Table 1 Network traffic features used for experiments

5 Experimental Results

In this section, we presented some results in case of ARFIMA and FIGARH statistical model usage for DDoS attack detection. We simulated real-world DDoS and application specific DDoS attacks for single LAN test network. As a network sensor we used SNORT IDS [20]. SNORT in our case is responsible for traffic capture and extracting network traffic features (see Table 1). Additionally we also used traffic testbed that contains DDoS attacks [21]. Twelve traffic features were used for evaluation of presented ARFIMA and FIGARH statistical models. Obviously, not all traffic features were sufficient for detecting all simulated attacks because they have not got impact on entire set of traffic features presented in Table 1. In Table 2 we presented detection rate DR and false positive FP values for 12 traffic features. Additionally in Tables 3 and 4, there are results for external testbed for 4 days of network traffic, respectively. We can conclude that ARFIMA model gives us better results in case of DR and FP for the used testbed in our experiments.

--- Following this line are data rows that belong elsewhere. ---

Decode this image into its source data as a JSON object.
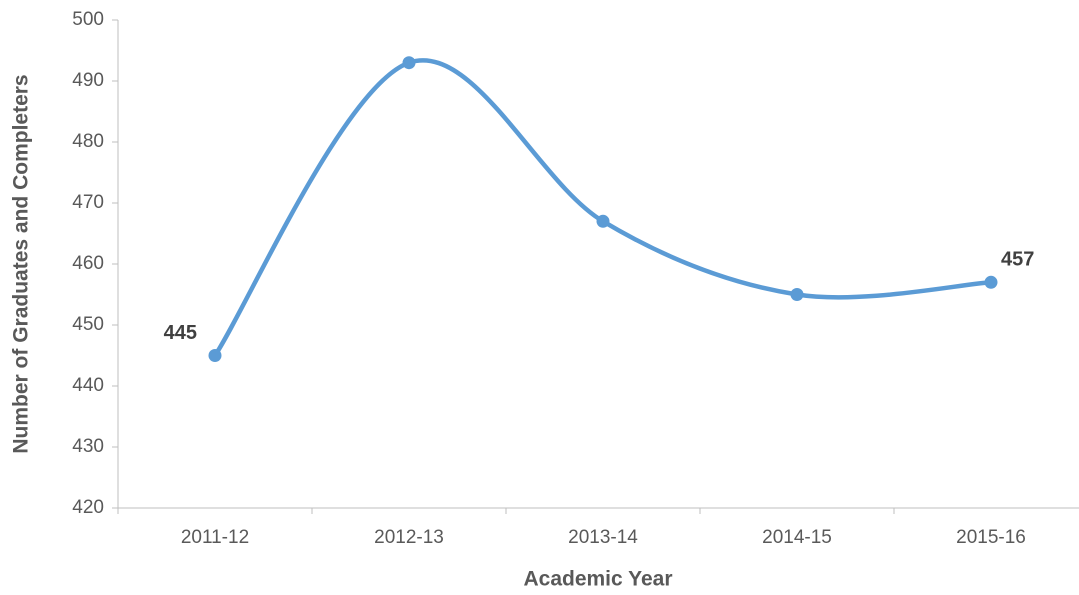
{
  "chart_data": {
    "type": "line",
    "xlabel": "Academic Year",
    "ylabel": "Number of Graduates and Completers",
    "categories": [
      "2011-12",
      "2012-13",
      "2013-14",
      "2014-15",
      "2015-16"
    ],
    "values": [
      445,
      493,
      467,
      455,
      457
    ],
    "value_labels": [
      "445",
      null,
      null,
      null,
      "457"
    ],
    "color": "#5b9bd5",
    "smooth": true,
    "ylim": [
      420,
      500
    ],
    "yticks": [
      420,
      430,
      440,
      450,
      460,
      470,
      480,
      490,
      500
    ],
    "grid": false
  }
}
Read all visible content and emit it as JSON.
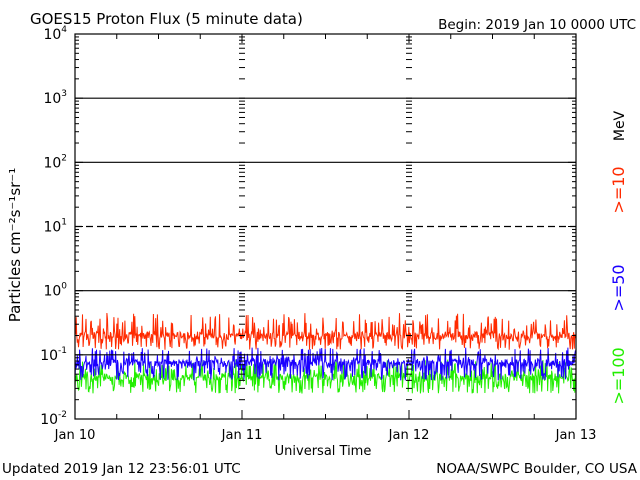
{
  "header": {
    "title": "GOES15 Proton Flux (5 minute data)",
    "begin": "Begin: 2019 Jan 10 0000 UTC"
  },
  "footer": {
    "updated": "Updated 2019 Jan 12 23:56:01 UTC",
    "credit": "NOAA/SWPC Boulder, CO USA"
  },
  "chart_data": {
    "type": "line",
    "title": "GOES15 Proton Flux (5 minute data)",
    "xlabel": "Universal Time",
    "ylabel": "Particles cm⁻²s⁻¹sr⁻¹",
    "yscale": "log",
    "ylim": [
      0.01,
      10000
    ],
    "xlim": [
      "2019-01-10 00:00",
      "2019-01-13 00:00"
    ],
    "x_tick_labels": [
      "Jan 10",
      "Jan 11",
      "Jan 12",
      "Jan 13"
    ],
    "y_ticks": [
      0.01,
      0.1,
      1,
      10,
      100,
      1000,
      10000
    ],
    "y_tick_labels": [
      {
        "base": "10",
        "exp": "-2"
      },
      {
        "base": "10",
        "exp": "-1"
      },
      {
        "base": "10",
        "exp": "0"
      },
      {
        "base": "10",
        "exp": "1"
      },
      {
        "base": "10",
        "exp": "2"
      },
      {
        "base": "10",
        "exp": "3"
      },
      {
        "base": "10",
        "exp": "4"
      }
    ],
    "reference_lines": [
      {
        "y": 1000,
        "style": "solid"
      },
      {
        "y": 100,
        "style": "solid"
      },
      {
        "y": 10,
        "style": "dashed"
      },
      {
        "y": 1,
        "style": "solid"
      },
      {
        "y": 0.1,
        "style": "solid"
      }
    ],
    "legend_unit": "MeV",
    "series": [
      {
        "name": ">=10",
        "color": "#ff2a00",
        "approx_range": [
          0.12,
          0.45
        ],
        "typical": 0.2
      },
      {
        "name": ">=50",
        "color": "#1a00ff",
        "approx_range": [
          0.04,
          0.13
        ],
        "typical": 0.075
      },
      {
        "name": ">=100",
        "color": "#22ee00",
        "approx_range": [
          0.025,
          0.085
        ],
        "typical": 0.045
      }
    ],
    "grid": false,
    "legend_position": "right (vertical)"
  }
}
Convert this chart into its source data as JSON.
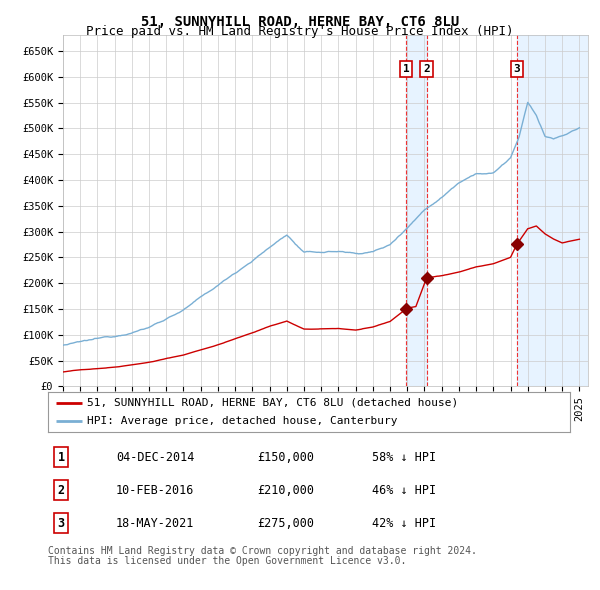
{
  "title": "51, SUNNYHILL ROAD, HERNE BAY, CT6 8LU",
  "subtitle": "Price paid vs. HM Land Registry's House Price Index (HPI)",
  "xlim_start": 1995.0,
  "xlim_end": 2025.5,
  "ylim": [
    0,
    680000
  ],
  "yticks": [
    0,
    50000,
    100000,
    150000,
    200000,
    250000,
    300000,
    350000,
    400000,
    450000,
    500000,
    550000,
    600000,
    650000
  ],
  "ytick_labels": [
    "£0",
    "£50K",
    "£100K",
    "£150K",
    "£200K",
    "£250K",
    "£300K",
    "£350K",
    "£400K",
    "£450K",
    "£500K",
    "£550K",
    "£600K",
    "£650K"
  ],
  "sale_dates_num": [
    2014.92,
    2016.12,
    2021.37
  ],
  "sale_prices": [
    150000,
    210000,
    275000
  ],
  "sale_labels": [
    "1",
    "2",
    "3"
  ],
  "sale_date_strs": [
    "04-DEC-2014",
    "10-FEB-2016",
    "18-MAY-2021"
  ],
  "sale_price_strs": [
    "£150,000",
    "£210,000",
    "£275,000"
  ],
  "sale_pct_strs": [
    "58% ↓ HPI",
    "46% ↓ HPI",
    "42% ↓ HPI"
  ],
  "background_color": "#ffffff",
  "plot_bg_color": "#ffffff",
  "grid_color": "#cccccc",
  "hpi_line_color": "#7aafd4",
  "shade_color": "#ddeeff",
  "price_line_color": "#cc0000",
  "price_marker_color": "#880000",
  "vline_color": "#ee3333",
  "legend_label_red": "51, SUNNYHILL ROAD, HERNE BAY, CT6 8LU (detached house)",
  "legend_label_blue": "HPI: Average price, detached house, Canterbury",
  "footer1": "Contains HM Land Registry data © Crown copyright and database right 2024.",
  "footer2": "This data is licensed under the Open Government Licence v3.0.",
  "title_fontsize": 10,
  "subtitle_fontsize": 9,
  "tick_fontsize": 7.5,
  "legend_fontsize": 8,
  "table_fontsize": 8.5,
  "footer_fontsize": 7
}
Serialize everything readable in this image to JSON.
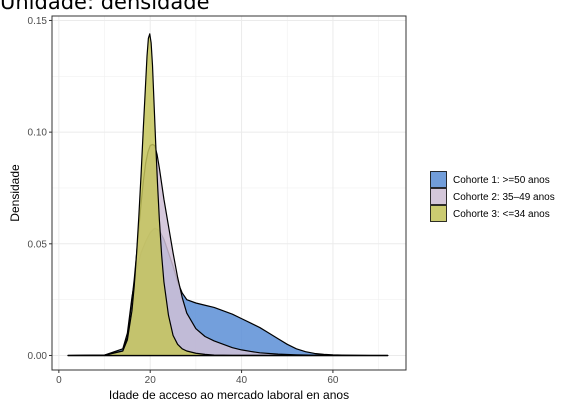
{
  "chart_data": {
    "type": "area",
    "title": "Unidade: densidade",
    "xlabel": "Idade de acceso ao mercado laboral en anos",
    "ylabel": "Densidade",
    "xlim": [
      -1.5,
      76
    ],
    "ylim": [
      -0.0065,
      0.152
    ],
    "x_ticks": [
      0,
      20,
      40,
      60
    ],
    "x_tick_labels": [
      "0",
      "20",
      "40",
      "60"
    ],
    "y_ticks": [
      0,
      0.05,
      0.1,
      0.15
    ],
    "y_tick_labels": [
      "0.00",
      "0.05",
      "0.10",
      "0.15"
    ],
    "grid": true,
    "legend_position": "right",
    "series": [
      {
        "name": "Cohorte 1: >=50 anos",
        "color": "#5b8ed6",
        "x": [
          2,
          10,
          14,
          15,
          16,
          17,
          18,
          19,
          20,
          21,
          22,
          23,
          24,
          25,
          26,
          27,
          28,
          30,
          32,
          34,
          36,
          38,
          40,
          42,
          44,
          46,
          48,
          50,
          52,
          54,
          56,
          58,
          60,
          62,
          64,
          66,
          68,
          72
        ],
        "y": [
          0,
          0.0002,
          0.003,
          0.01,
          0.026,
          0.038,
          0.046,
          0.051,
          0.055,
          0.057,
          0.056,
          0.052,
          0.046,
          0.04,
          0.033,
          0.028,
          0.025,
          0.0235,
          0.0225,
          0.0215,
          0.02,
          0.0185,
          0.0165,
          0.0145,
          0.0125,
          0.01,
          0.0075,
          0.005,
          0.003,
          0.0017,
          0.0009,
          0.0005,
          0.0003,
          0.0002,
          0.0001,
          5e-05,
          2e-05,
          0
        ]
      },
      {
        "name": "Cohorte 2: 35–49 anos",
        "color": "#cfc0d6",
        "x": [
          2,
          10,
          14,
          15,
          16,
          16.5,
          17,
          17.5,
          18,
          18.5,
          19,
          19.5,
          20,
          20.5,
          21,
          21.5,
          22,
          22.5,
          23,
          24,
          25,
          26,
          27,
          28,
          30,
          32,
          34,
          36,
          38,
          40,
          42,
          44,
          48,
          52,
          56,
          62,
          72
        ],
        "y": [
          0,
          0.0002,
          0.002,
          0.008,
          0.025,
          0.034,
          0.045,
          0.057,
          0.068,
          0.078,
          0.086,
          0.091,
          0.094,
          0.0945,
          0.094,
          0.09,
          0.084,
          0.077,
          0.07,
          0.058,
          0.046,
          0.035,
          0.026,
          0.019,
          0.012,
          0.0085,
          0.0065,
          0.005,
          0.0035,
          0.0025,
          0.0018,
          0.0012,
          0.0006,
          0.0003,
          0.0001,
          3e-05,
          0
        ]
      },
      {
        "name": "Cohorte 3: <=34 anos",
        "color": "#c4c45a",
        "x": [
          2,
          10,
          14,
          15,
          16,
          16.5,
          17,
          17.5,
          18,
          18.5,
          19,
          19.3,
          19.6,
          19.9,
          20.2,
          20.5,
          20.8,
          21.2,
          21.6,
          22,
          22.5,
          23,
          24,
          25,
          26,
          27,
          28,
          30,
          32,
          34,
          38,
          72
        ],
        "y": [
          0,
          0.0001,
          0.002,
          0.007,
          0.02,
          0.031,
          0.045,
          0.062,
          0.081,
          0.102,
          0.122,
          0.134,
          0.142,
          0.144,
          0.14,
          0.13,
          0.115,
          0.095,
          0.077,
          0.061,
          0.045,
          0.033,
          0.018,
          0.009,
          0.005,
          0.003,
          0.002,
          0.001,
          0.0005,
          0.0002,
          5e-05,
          0
        ]
      }
    ]
  }
}
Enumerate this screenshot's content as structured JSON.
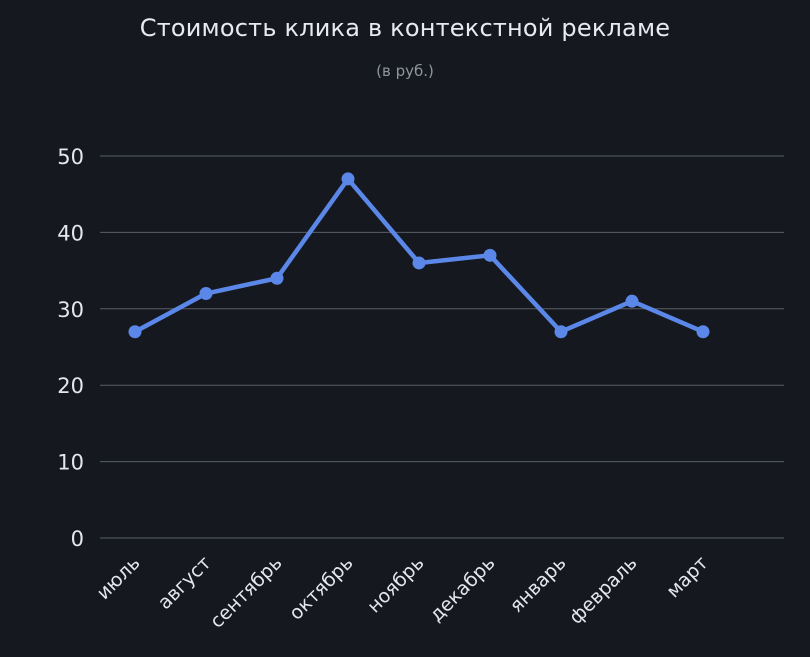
{
  "page": {
    "title": "Стоимость клика в контекстной рекламе",
    "subtitle": "(в руб.)"
  },
  "colors": {
    "background": "#15191f",
    "line": "#5b87e8",
    "point": "#5b87e8",
    "grid": "#595e66",
    "axis_text": "#e4e7eb",
    "title_text": "#e7eaee",
    "subtitle_text": "#8e95a0"
  },
  "chart_data": {
    "type": "line",
    "title": "Стоимость клика в контекстной рекламе",
    "subtitle": "(в руб.)",
    "categories": [
      "июль",
      "август",
      "сентябрь",
      "октябрь",
      "ноябрь",
      "декабрь",
      "январь",
      "февраль",
      "март"
    ],
    "values": [
      27,
      32,
      34,
      47,
      36,
      37,
      27,
      31,
      27
    ],
    "series_name": "Стоимость клика",
    "xlabel": "",
    "ylabel": "",
    "ylim": [
      0,
      50
    ],
    "yticks": [
      0,
      10,
      20,
      30,
      40,
      50
    ],
    "grid": true,
    "legend": "none",
    "x_label_rotation": -45
  }
}
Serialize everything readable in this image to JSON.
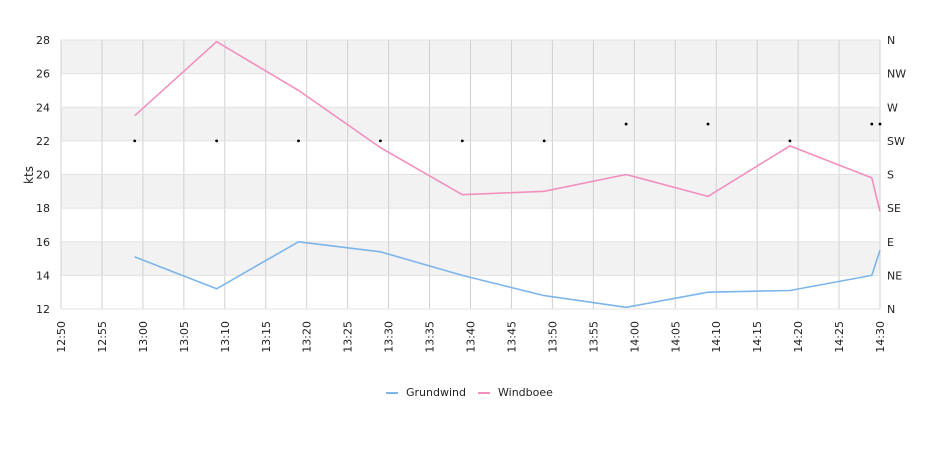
{
  "chart_data": {
    "type": "line",
    "ylabel": "kts",
    "ylim": [
      12,
      28
    ],
    "yticks": [
      "12",
      "14",
      "16",
      "18",
      "20",
      "22",
      "24",
      "26",
      "28"
    ],
    "x_range": [
      "12:50",
      "14:30"
    ],
    "xticks": [
      "12:50",
      "12:55",
      "13:00",
      "13:05",
      "13:10",
      "13:15",
      "13:20",
      "13:25",
      "13:30",
      "13:35",
      "13:40",
      "13:45",
      "13:50",
      "13:55",
      "14:00",
      "14:05",
      "14:10",
      "14:15",
      "14:20",
      "14:25",
      "14:30"
    ],
    "direction_ticks": [
      "N",
      "NE",
      "E",
      "SE",
      "S",
      "SW",
      "W",
      "NW",
      "N"
    ],
    "grid": true,
    "legend_position": "bottom-center",
    "series": [
      {
        "name": "Grundwind",
        "color": "#7cb5ec",
        "x": [
          "12:59",
          "13:09",
          "13:19",
          "13:29",
          "13:39",
          "13:49",
          "13:59",
          "14:09",
          "14:19",
          "14:29",
          "14:30"
        ],
        "values": [
          15.1,
          13.2,
          16.0,
          15.4,
          14.0,
          12.8,
          12.1,
          13.0,
          13.1,
          14.0,
          15.5
        ]
      },
      {
        "name": "Windboee",
        "color": "#f28fbe",
        "x": [
          "12:59",
          "13:09",
          "13:19",
          "13:29",
          "13:39",
          "13:49",
          "13:59",
          "14:09",
          "14:19",
          "14:29",
          "14:30"
        ],
        "values": [
          23.5,
          27.9,
          25.0,
          21.6,
          18.8,
          19.0,
          20.0,
          18.7,
          21.7,
          19.8,
          17.8
        ]
      }
    ],
    "wind_direction": {
      "x": [
        "12:59",
        "13:09",
        "13:19",
        "13:29",
        "13:39",
        "13:49",
        "13:59",
        "14:09",
        "14:19",
        "14:29",
        "14:30"
      ],
      "values": [
        "SW",
        "SW",
        "SW",
        "SW",
        "SW",
        "SW",
        "SW/W",
        "SW/W",
        "SW",
        "SW/W",
        "SW/W"
      ]
    }
  }
}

Table 2 Detection Rate DR (%) and False Positive FP (%) for a given network traffic features
Table 3 Evaluation of proposed method with the use of real world network traffic testbed [21] for 4 days of traffic
Table 4 Evaluation of proposed method with the use of real world network traffic testbed [21] for 4 days of traffic

6 Conclusion

Cybersecurity of information systems is contemporarily a key research factor. The growing number of DDoS attacks, their expending reach, and the level of complexity stimulate the dynamic development of network defensive systems. The techniques of statistical anomaly detections are recently the most commonly used for monitoring as well as detecting the attacks. In the present article, the construction of statistical autoregressive models, ARFIMA and FIFARCH, has been described. The above-mentioned models present the statistic variability of modeled parameters by means of the average or conditional variance. For estimation of parameters and identification of models the maximum likelihood method together with information criteria were used. As a result of their work the satisfying statistic measurements for researched signals of network traffic were obtained. The process of anomaly (attacks) detecting consist in comparison of estimated behavior parameters with real network traffic factors. The obtained results outstandingly signify that the anomalies included in the network traffic signal can be detected by suggested methods.